Born on April 2, 1927, in Budapest, Hungary, Ferenc Puskás starred for Honvéd SE and Hungary's powerful national team in the 1950s. After defecting during the Hungarian Revolution, the stocky forward enjoyed more success with Spain's Real Madrid club. Puskás returned to Hungary after 25 years in exile, and saw Budapest's largest sports arena renamed in his honor shortly before his death.
Early Years and Success
Ferenc Puskás was born Ferenc Purczeld Biró on April 2, 1927, in Budapest, Hungary. He joined the youth soccer team of Kispest AC, where his father was a coach, and made his debut for the senior team at the age of 16. Named to the Hungarian national squad as an 18-year-old, he scored in his international debut, against Austria.
Hungary's Field Magician
Puskás emerged as the top player for Kispet, which was renamed Budapest Honvéd SE as the Hungarian Army team in the late 1940s. Short and stocky, he didn't look the part of a soccer star, but he was renowned for his deadly left foot and unparalleled field vision. Nicknamed "The Galloping Major," Puskás led Europe with 50 goals in 1948 and helped Honvéd win five Hungarian League titles over a seven-year span.

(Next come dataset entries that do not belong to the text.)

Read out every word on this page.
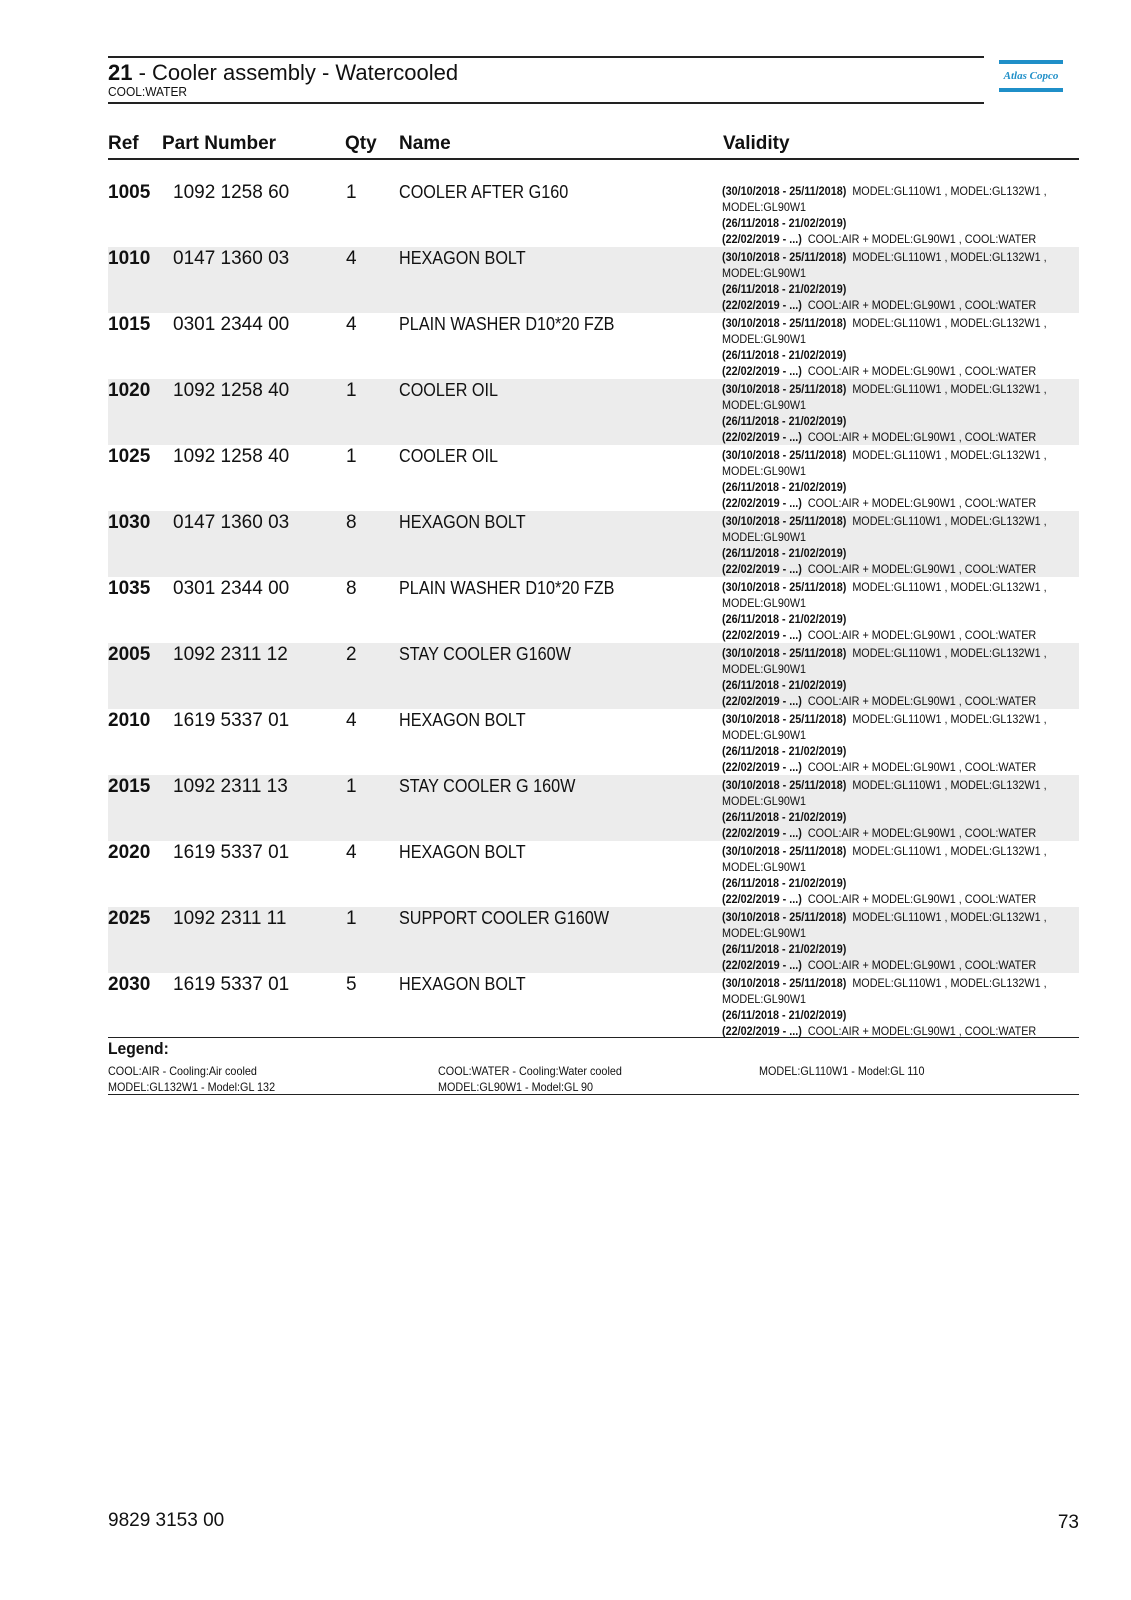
21 - Cooler assembly - Watercooled
COOL:WATER
Atlas Copco
Ref Part Number	Qty Name	Validity
1005 1092 1258 60	1 COOLER AFTER G160	(30/10/2018 - 25/11/2018)  MODEL:GL110W1 , MODEL:GL132W1 ,
MODEL:GL90W1
(26/11/2018 - 21/02/2019)
(22/02/2019 - ...)  COOL:AIR + MODEL:GL90W1 , COOL:WATER
1010 0147 1360 03	4 HEXAGON BOLT	(30/10/2018 - 25/11/2018)  MODEL:GL110W1 , MODEL:GL132W1 ,
MODEL:GL90W1
(26/11/2018 - 21/02/2019)
(22/02/2019 - ...)  COOL:AIR + MODEL:GL90W1 , COOL:WATER
1015 0301 2344 00	4 PLAIN WASHER D10*20 FZB	(30/10/2018 - 25/11/2018)  MODEL:GL110W1 , MODEL:GL132W1 ,
MODEL:GL90W1
(26/11/2018 - 21/02/2019)
(22/02/2019 - ...)  COOL:AIR + MODEL:GL90W1 , COOL:WATER
1020 1092 1258 40	1 COOLER OIL	(30/10/2018 - 25/11/2018)  MODEL:GL110W1 , MODEL:GL132W1 ,
MODEL:GL90W1
(26/11/2018 - 21/02/2019)
(22/02/2019 - ...)  COOL:AIR + MODEL:GL90W1 , COOL:WATER
1025 1092 1258 40	1 COOLER OIL	(30/10/2018 - 25/11/2018)  MODEL:GL110W1 , MODEL:GL132W1 ,
MODEL:GL90W1
(26/11/2018 - 21/02/2019)
(22/02/2019 - ...)  COOL:AIR + MODEL:GL90W1 , COOL:WATER
1030 0147 1360 03	8 HEXAGON BOLT	(30/10/2018 - 25/11/2018)  MODEL:GL110W1 , MODEL:GL132W1 ,
MODEL:GL90W1
(26/11/2018 - 21/02/2019)
(22/02/2019 - ...)  COOL:AIR + MODEL:GL90W1 , COOL:WATER
1035 0301 2344 00	8 PLAIN WASHER D10*20 FZB	(30/10/2018 - 25/11/2018)  MODEL:GL110W1 , MODEL:GL132W1 ,
MODEL:GL90W1
(26/11/2018 - 21/02/2019)
(22/02/2019 - ...)  COOL:AIR + MODEL:GL90W1 , COOL:WATER
2005 1092 2311 12	2 STAY COOLER G160W	(30/10/2018 - 25/11/2018)  MODEL:GL110W1 , MODEL:GL132W1 ,
MODEL:GL90W1
(26/11/2018 - 21/02/2019)
(22/02/2019 - ...)  COOL:AIR + MODEL:GL90W1 , COOL:WATER
2010 1619 5337 01	4 HEXAGON BOLT	(30/10/2018 - 25/11/2018)  MODEL:GL110W1 , MODEL:GL132W1 ,
MODEL:GL90W1
(26/11/2018 - 21/02/2019)
(22/02/2019 - ...)  COOL:AIR + MODEL:GL90W1 , COOL:WATER
2015 1092 2311 13	1 STAY COOLER G 160W	(30/10/2018 - 25/11/2018)  MODEL:GL110W1 , MODEL:GL132W1 ,
MODEL:GL90W1
(26/11/2018 - 21/02/2019)
(22/02/2019 - ...)  COOL:AIR + MODEL:GL90W1 , COOL:WATER
2020 1619 5337 01	4 HEXAGON BOLT	(30/10/2018 - 25/11/2018)  MODEL:GL110W1 , MODEL:GL132W1 ,
MODEL:GL90W1
(26/11/2018 - 21/02/2019)
(22/02/2019 - ...)  COOL:AIR + MODEL:GL90W1 , COOL:WATER
2025 1092 2311 11	1 SUPPORT COOLER G160W	(30/10/2018 - 25/11/2018)  MODEL:GL110W1 , MODEL:GL132W1 ,
MODEL:GL90W1
(26/11/2018 - 21/02/2019)
(22/02/2019 - ...)  COOL:AIR + MODEL:GL90W1 , COOL:WATER
2030 1619 5337 01	5 HEXAGON BOLT	(30/10/2018 - 25/11/2018)  MODEL:GL110W1 , MODEL:GL132W1 ,
MODEL:GL90W1
(26/11/2018 - 21/02/2019)
(22/02/2019 - ...)  COOL:AIR + MODEL:GL90W1 , COOL:WATER
Legend:
COOL:AIR - Cooling:Air cooled	COOL:WATER - Cooling:Water cooled	MODEL:GL110W1 - Model:GL 110
MODEL:GL132W1 - Model:GL 132	MODEL:GL90W1 - Model:GL 90
9829 3153 00	73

During this period, the Hungarian national team established itself as an unbeatable juggernaut against other nations. With Puskás serving as captain, the "Magical Magyars" logged 43 wins and seven ties over 51 matches from 1950 to '56. Their highlights included a gold medal at the 1952 Olympic Games, and back-to-back thrashings of the powerful English team by a combined score of 13-4.
Hungary's lone defeat during this period came in the 1954 World Cup. Injured earlier in the tournament, Puskás returned for the final against West Germany and scored in the opening minutes, but appeared physically compromised. His late goal was disallowed due to an offsides call, and the mighty Hungarians lost, 3-2.

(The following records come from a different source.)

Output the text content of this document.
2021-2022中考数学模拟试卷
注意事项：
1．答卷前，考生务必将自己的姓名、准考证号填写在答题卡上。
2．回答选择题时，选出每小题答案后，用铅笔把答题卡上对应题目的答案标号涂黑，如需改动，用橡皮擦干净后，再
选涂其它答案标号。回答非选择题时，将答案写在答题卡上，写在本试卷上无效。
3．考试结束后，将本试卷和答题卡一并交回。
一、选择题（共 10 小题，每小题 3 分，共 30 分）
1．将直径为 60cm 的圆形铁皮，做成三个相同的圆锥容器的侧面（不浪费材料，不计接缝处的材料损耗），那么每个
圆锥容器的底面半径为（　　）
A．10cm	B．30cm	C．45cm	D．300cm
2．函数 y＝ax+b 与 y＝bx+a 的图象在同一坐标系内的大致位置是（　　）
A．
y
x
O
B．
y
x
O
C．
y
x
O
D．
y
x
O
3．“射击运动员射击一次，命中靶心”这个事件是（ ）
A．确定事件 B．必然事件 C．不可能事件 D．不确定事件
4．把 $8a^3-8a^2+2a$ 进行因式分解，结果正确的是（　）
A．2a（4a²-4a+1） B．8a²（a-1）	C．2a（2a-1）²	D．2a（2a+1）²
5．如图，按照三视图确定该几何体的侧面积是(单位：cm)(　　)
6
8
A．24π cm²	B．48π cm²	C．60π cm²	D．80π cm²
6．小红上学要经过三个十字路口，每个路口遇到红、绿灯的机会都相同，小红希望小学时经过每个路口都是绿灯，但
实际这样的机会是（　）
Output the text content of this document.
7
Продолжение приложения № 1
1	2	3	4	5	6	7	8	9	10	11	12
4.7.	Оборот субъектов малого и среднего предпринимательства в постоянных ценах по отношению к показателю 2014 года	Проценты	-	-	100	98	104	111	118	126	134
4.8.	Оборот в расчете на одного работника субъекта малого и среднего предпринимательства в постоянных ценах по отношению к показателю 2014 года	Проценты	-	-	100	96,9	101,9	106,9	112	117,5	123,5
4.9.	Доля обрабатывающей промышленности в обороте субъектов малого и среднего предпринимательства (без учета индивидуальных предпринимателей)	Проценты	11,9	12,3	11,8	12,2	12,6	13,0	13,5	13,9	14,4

Honvéd was playing in Spain when the Hungarian Revolution broke out in 1956, and Puskás defected along with several teammates.
After unsuccessful attempts to join an Italian team, Puskás signed to play alongside gifted Argentinean striker Alfredo Di Stéfano for Real Madrid in 1958. The pairing of two of the world's greatest talents proved too much for opponents, as illustrated by their combined seven goals in the 1960 UEFA European Cup final victory.
During his nine years in Spain, Puskás led Real Madrid to five consecutive league titles and three European Cup victories, and claimed four scoring titles. He retired from soccer in 1966, having recorded nearly a goal per game in his stints with Honvéd, the Hungarian national team and Real Madrid.
Coaching, Homecoming and Legacy
Puskás managed several teams after retiring, most notably steering the Greek club Panathinaikos FC to a runner-up finish in the 1971 European Cup.
The Galloping Major finally returned to his home country in 1981 to play in an exhibition match, and he coached the Hungarian national team for four games in 1993. In early 2000, he finished No. 6 in a player of the century poll conducted by the International Federation of Football History and Statistics.
Puskás was hospitalized with Alzheimer's disease in 2000. He appeared at a ceremony when Budapest's largest sports arena was renamed Ferenc Puskás Stadium in 2002, but rarely resurfaced as his health diminished. He died of cardiovascular and respiratory failure in his native city on November 17, 2006.
In 2009, the Hungarian great was honored with the creation of the annual FIFA Puskás Award, presented to the player judged to have scored the best goal of the year.